The 50 Worst Songs of the ’00s, F2K No. 43: Basshunter, “Please Don’t Go”


A penis-happy Swede making his bid for jock-jam supremacy by exhuming the already picked-over corpse of a disco band’s sad-sack ballad? What could possibly go wrong?

In 2008, Swedish dance-pop mastermind Jonas Erik Altberg, operating under the name Basshunter, needed to follow up his No. 1 single in the UK with something that would make people think of him as a musician, and not an amateur porn star. So he pulled the same trick as so many other well-intentioned but very wrongheaded musicians looking to hold on to the remains of their fame in this increasingly distracted age: He rush-released a cover, hoping that if people didn’t remember who he was, they’d at least remember the song that he was warbling. The song? KC and the Sunshine Band’s last-days-of-disco hit “Please Don’t Go”—which had the added advantage of hitting No. 1 around the world during both the ’80s and the ’90s. Cross-generational pollination! It’s brilliant! Well, until about 10 seconds in, anyway.

Listening to Basshunter’s version of “Please Don’t Go” is like listening to an answering machine that malfunctioned while receiving a call from someone at an inanely musically programmed minor-league baseball game; it stitches together the undeterred stomp of “Rock And Roll Part 2,” the keyboards of “James Brown Is Dead,” and the disembodied feel of those “Cha Cha Slide” bits that stadiums use when they want people to clap their hands.
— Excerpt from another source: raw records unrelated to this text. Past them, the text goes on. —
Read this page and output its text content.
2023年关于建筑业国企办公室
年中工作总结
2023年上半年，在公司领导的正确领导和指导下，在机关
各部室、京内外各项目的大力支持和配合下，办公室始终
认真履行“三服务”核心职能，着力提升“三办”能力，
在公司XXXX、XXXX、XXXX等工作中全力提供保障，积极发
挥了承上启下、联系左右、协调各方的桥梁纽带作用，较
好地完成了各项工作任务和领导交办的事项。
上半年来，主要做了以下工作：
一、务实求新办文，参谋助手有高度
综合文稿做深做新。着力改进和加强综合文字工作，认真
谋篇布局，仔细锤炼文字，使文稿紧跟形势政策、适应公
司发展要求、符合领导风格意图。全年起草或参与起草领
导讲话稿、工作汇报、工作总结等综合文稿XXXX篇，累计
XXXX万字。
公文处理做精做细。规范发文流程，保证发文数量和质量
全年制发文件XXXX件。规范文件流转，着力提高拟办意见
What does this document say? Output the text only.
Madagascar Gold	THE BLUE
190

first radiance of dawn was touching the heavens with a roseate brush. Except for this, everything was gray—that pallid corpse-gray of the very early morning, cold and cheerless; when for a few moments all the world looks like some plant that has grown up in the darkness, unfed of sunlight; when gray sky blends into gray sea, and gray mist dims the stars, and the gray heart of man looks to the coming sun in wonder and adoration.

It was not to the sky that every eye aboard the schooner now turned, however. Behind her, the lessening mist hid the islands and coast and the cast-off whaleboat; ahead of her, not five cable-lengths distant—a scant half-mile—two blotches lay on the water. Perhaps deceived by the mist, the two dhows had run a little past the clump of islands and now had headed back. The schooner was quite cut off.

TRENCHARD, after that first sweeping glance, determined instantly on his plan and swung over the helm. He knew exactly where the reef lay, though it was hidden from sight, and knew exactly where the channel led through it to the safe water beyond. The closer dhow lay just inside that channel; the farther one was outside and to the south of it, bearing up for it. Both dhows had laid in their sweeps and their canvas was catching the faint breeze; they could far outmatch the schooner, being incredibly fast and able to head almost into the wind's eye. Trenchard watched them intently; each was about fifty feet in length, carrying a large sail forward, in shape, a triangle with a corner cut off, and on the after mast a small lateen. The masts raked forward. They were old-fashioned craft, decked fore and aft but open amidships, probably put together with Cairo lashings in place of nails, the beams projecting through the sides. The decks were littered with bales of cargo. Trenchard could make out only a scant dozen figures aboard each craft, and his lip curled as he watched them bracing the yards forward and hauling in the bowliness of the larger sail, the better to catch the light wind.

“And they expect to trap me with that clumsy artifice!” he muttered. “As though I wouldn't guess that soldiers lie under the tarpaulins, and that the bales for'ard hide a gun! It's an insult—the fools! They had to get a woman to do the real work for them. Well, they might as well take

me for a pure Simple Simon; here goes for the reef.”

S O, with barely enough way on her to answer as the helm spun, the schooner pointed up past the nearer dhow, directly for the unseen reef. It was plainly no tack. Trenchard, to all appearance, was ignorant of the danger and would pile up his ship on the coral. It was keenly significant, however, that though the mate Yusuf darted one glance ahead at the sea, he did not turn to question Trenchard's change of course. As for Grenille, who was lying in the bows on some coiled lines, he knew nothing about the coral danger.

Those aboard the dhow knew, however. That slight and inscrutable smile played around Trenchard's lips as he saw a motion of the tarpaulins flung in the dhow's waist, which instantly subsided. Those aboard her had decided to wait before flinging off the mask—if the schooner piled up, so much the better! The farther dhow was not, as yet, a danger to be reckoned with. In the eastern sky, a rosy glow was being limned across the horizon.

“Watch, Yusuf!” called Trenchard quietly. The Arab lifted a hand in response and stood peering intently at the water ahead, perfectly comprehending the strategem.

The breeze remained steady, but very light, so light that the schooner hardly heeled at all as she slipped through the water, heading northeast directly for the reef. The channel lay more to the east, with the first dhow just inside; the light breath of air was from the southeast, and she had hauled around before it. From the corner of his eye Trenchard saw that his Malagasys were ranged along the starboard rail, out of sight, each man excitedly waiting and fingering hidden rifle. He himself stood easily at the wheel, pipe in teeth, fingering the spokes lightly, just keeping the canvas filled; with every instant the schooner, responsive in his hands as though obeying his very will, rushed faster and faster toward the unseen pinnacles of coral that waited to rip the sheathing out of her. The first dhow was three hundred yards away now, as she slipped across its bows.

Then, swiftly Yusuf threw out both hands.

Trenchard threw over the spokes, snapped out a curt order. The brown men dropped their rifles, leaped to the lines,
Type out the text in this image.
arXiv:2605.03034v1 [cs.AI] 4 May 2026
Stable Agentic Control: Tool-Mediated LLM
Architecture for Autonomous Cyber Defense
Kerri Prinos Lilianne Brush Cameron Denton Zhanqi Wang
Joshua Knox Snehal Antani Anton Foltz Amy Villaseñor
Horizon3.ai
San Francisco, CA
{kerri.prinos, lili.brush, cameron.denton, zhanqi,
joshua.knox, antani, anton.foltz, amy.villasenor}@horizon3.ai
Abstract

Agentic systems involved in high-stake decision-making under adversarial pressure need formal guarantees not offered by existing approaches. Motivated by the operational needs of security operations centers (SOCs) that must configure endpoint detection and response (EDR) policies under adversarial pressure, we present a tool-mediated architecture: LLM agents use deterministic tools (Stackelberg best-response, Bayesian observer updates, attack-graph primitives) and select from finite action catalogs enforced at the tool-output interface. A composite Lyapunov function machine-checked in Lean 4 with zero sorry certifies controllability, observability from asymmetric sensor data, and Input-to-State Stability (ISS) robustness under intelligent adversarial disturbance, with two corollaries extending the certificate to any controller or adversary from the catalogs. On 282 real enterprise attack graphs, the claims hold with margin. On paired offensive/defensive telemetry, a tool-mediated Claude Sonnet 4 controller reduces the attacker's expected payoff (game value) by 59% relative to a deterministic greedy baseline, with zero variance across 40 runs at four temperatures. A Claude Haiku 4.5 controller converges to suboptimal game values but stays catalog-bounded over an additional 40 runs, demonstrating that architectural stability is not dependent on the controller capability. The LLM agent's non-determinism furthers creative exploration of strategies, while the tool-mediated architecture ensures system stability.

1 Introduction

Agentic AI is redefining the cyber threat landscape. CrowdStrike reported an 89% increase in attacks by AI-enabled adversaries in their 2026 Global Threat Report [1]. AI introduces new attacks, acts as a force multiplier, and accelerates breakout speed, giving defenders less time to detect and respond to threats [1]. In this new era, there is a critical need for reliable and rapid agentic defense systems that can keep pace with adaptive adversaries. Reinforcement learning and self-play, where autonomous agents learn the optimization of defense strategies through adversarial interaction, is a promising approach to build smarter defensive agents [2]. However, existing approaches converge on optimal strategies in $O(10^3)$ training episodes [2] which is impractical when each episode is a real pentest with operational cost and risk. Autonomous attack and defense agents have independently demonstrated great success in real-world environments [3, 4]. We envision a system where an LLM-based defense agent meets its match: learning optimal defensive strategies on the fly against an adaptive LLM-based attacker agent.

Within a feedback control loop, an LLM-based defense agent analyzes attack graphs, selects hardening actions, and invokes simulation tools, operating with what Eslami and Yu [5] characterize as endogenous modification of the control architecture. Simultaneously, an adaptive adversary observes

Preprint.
Add to that a half-felt vocal performance that’s treated with enough Autotune to make Cher choke on a Bob Mackie bead, and what you’re left with is… well, really nothing at all, the equivalent of a gun filled with Nerf bullets, the sort of song that wouldn’t even place at the AVN Awards in the special “Music By People Who Also Make The Movies You’re Honoring” category.